Survival and infectivity of Toxoplasma gondii and Cryptosporidium parvum oocysts bioaccumulated by Dreissena polymorpha.

AIMS: The study was aimed to understand the depuration process of Cryptosporidium parvum and Toxoplasma gondii oocysts by zebra mussel (Dreissena polymorpha), to consider the use of the zebra mussel as a bioremediation tool. MATERIALS AND METHODS: Two experiments were performed: (i) individual exposure of mussel to investigate oocyst transfers between bivalves and water and (ii) in vivo exposure to assess the ability of the zebra mussel to degrade oocysts. RESULTS: (i) Our results highlighted a transfer of oocysts from the mussels to the water after 3 and 7 days of depuration; however, some oocysts were still bioaccumulated in mussel tissue. (ii) Between 7 days of exposure at 1000 or 10 000 oocysts/mussel/day and 7 days of depuration, the number of bioaccumulated oocysts did not vary but the number of infectious oocysts decreased. CONCLUSION: Results show that D. polymorpha can release oocysts in water via (pseudo)faeces in depuration period. Oocysts remain bioaccumulated and infectious oocyst number decreases during the depuration period in zebra mussel tissues. Results suggest a degradation of bioaccumulated C. parvum and T. gondii oocysts. SIGNIFICANCE AND IMPACT OF THE STUDY: This study highlighted the potential use of D. polymorpha as a bioremediation tool to mitigate of protozoan contamination in water resources.

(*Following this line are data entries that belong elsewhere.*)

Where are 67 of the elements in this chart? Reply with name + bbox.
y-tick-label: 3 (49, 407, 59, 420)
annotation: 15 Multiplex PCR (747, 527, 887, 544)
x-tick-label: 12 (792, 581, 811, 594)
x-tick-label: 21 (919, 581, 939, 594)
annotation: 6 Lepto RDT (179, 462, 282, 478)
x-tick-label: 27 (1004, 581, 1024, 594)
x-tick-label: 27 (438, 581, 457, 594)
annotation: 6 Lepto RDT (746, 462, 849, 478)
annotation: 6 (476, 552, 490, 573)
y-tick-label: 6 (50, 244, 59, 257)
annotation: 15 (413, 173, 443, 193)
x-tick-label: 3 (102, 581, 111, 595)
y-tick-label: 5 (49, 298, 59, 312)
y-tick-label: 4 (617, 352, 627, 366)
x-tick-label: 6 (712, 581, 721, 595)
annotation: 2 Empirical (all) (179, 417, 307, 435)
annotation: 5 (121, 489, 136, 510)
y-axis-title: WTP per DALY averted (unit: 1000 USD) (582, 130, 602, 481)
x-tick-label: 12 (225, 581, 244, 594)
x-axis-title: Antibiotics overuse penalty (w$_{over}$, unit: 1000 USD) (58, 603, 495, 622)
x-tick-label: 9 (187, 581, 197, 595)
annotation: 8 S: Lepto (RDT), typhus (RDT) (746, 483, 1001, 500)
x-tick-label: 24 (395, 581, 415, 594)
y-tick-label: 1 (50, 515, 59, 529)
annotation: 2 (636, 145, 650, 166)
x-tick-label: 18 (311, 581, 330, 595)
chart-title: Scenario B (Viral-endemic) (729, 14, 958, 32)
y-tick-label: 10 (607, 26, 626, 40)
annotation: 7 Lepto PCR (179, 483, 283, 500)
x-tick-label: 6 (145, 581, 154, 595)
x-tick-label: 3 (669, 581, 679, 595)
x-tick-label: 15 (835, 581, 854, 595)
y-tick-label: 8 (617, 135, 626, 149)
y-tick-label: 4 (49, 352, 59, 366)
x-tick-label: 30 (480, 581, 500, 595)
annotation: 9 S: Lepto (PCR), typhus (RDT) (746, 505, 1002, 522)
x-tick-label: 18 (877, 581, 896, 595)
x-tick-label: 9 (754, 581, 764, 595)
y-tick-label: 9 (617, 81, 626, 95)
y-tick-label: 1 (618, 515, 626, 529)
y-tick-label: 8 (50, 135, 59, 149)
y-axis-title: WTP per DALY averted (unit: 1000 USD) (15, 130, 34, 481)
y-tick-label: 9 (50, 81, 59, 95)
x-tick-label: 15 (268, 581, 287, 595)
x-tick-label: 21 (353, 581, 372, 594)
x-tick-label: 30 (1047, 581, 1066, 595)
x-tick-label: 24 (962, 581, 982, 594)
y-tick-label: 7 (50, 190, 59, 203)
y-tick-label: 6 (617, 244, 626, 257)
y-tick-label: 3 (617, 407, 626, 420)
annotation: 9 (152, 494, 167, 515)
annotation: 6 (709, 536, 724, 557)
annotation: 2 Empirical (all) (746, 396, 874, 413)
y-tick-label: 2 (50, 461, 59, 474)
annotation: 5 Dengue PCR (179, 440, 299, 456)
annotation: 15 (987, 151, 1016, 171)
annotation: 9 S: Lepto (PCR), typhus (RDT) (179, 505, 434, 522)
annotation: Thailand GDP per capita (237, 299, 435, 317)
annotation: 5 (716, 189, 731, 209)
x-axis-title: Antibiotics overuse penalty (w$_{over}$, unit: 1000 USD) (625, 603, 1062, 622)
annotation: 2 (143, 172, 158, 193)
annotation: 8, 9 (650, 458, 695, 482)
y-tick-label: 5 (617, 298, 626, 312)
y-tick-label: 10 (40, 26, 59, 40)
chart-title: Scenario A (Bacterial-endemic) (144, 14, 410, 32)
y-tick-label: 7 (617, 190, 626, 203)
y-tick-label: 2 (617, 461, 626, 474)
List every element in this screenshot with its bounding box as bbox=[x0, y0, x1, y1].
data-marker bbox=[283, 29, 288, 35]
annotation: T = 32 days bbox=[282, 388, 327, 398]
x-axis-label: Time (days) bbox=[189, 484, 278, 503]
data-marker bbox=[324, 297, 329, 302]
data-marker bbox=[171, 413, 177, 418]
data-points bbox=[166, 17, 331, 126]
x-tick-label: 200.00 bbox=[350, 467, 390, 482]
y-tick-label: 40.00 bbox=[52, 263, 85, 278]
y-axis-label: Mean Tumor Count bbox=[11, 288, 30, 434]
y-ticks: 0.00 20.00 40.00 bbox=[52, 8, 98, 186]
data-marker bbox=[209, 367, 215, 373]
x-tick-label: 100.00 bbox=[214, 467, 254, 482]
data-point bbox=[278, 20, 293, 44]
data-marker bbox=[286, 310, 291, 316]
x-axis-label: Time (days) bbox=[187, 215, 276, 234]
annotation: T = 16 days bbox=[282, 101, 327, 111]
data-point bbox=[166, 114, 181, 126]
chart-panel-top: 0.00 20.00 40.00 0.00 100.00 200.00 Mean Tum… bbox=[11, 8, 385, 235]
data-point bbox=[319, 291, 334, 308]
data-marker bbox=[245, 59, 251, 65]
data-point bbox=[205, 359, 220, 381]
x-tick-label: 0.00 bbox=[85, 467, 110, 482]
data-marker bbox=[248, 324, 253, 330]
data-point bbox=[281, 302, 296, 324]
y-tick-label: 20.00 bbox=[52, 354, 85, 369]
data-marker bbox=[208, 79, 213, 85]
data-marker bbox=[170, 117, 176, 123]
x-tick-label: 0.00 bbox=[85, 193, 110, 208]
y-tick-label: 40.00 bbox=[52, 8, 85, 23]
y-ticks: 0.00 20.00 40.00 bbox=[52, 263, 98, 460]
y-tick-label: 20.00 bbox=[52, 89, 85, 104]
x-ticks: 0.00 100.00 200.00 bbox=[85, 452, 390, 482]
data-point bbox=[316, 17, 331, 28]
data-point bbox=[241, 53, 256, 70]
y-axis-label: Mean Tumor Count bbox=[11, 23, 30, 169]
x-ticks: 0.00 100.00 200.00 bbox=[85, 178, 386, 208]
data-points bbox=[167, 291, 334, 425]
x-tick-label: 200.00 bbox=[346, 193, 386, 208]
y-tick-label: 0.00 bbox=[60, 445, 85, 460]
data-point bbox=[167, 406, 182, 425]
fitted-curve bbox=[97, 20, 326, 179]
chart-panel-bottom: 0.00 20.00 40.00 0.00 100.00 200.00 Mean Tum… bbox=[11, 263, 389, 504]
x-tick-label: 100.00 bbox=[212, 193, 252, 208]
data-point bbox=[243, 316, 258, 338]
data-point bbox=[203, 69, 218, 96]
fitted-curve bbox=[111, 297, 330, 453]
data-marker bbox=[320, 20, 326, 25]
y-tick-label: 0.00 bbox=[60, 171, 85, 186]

Zebra mussel as a new tool to show evidence of freshwater contamination by waterborne Toxoplasma gondii.

AIMS: The objective of this study was to evaluate if freshwater bivalves can be used to detect the presence of Toxoplasma gondii in water bodies. METHODS AND RESULTS: Zebra mussels (Dreissena polymorpha) were caged for 1 month upstream and downstream of the discharge points of wastewater treatment plants (WWTPs). Physiological status was assessed to assure good health of bivalves during transplantation. The presence of T. gondii was investigated in mussel tissues by qPCR. In autumn, T. gondii was detected in mussels caged downstream of the discharge points of two WWTPs. In spring, it was detected upstream of one WWTP. CONCLUSIONS: For the first time, T. gondii DNA has been shown in a continental mollusc in environmental conditions. This highlights the interest of an active approach that could be applied independently of the presence or accessibility of autochthonous populations, and underlines the presence of T. gondii in natural waters under pressure of WWTP discharge at a certain time of the year. SIGNIFICANCE AND IMPACT OF THE STUDY: This study shows that transplanted zebra mussels could be used as biosamplers to reveal contamination of freshwater systems by T. gondii.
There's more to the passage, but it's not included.